First the Russian army in Ukraine began running out of its best T-90M, T-80BVM and T-72B3 tanks. So it opened up old tank parks and began pulling out 50- and 60-year-old T-80Bs and T-62Ms.
Now those aging tanks apparently are running out, too. Thirteen months into Russia’s wider war on Ukraine, the first videos and photos have circulated depicting 1950s-vintage T-55 tanks on train cars in Russia, apparently bound for one of the country’s two tank plants, where technicians could recondition them before shipping them onward to the Ukraine front.

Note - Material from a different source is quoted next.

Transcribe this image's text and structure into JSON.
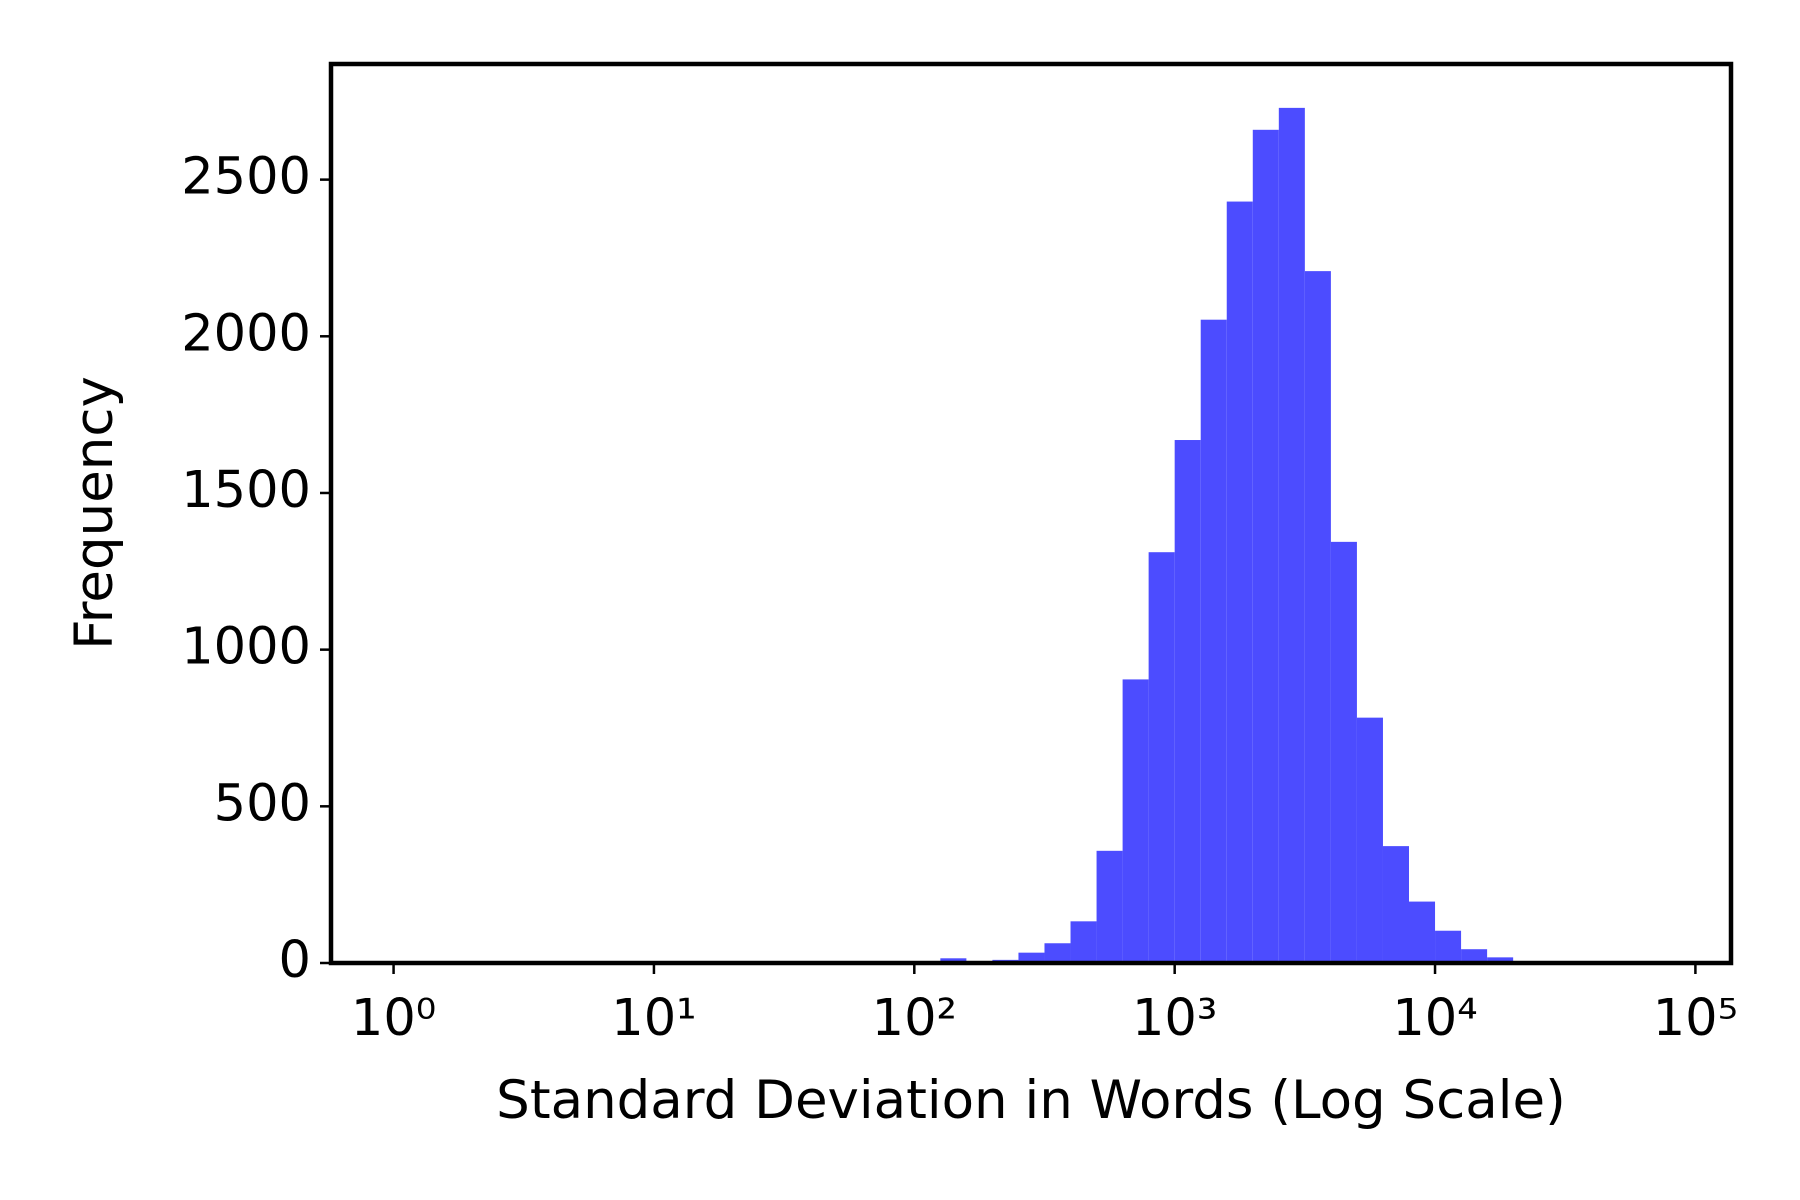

It’s testimony to the sheer violence of the Ukraine war—and to Russia’s tactical and operational failures—that it’s taken just a year for Russian and allied forces in Ukraine to write off nearly 2,000 tanks and regress at least two generations, in terms of tank technology.
The T-55 is an upgraded T-54, which was the Soviet Union’s main tank in the years immediately following World War II. The T-54 first appeared in 1946. The T-55 appeared in 1958.
The T-55 weighs 40 tons. It has a crew of four—commander, gunner, loader and driver—and sports a minimally-stabilized 100-millimeter rifled main gun and, at best, an 800-horsepower engine.
Its steel armor is 200 millimeters thick at its thickest—a level of protection that even a single Ukrainian soldier firing a Carl Gustav recoilless rifle should have no trouble defeating. To say nothing of Ukraine’s artillery and mines and, yes, its slowly growing arsenal of Western-made tanks.
The Soviet army finally replaced the last of its tens of thousands of T-54s and T-55s in the 1980s—and placed the survivors in storage as a war reserve.
A war reserve the beleaguered Russian army apparently now is tapping. Don’t expect the 70-year-old tanks to make much difference in Ukraine. Do expect them to get a lot of Russian tankers killed.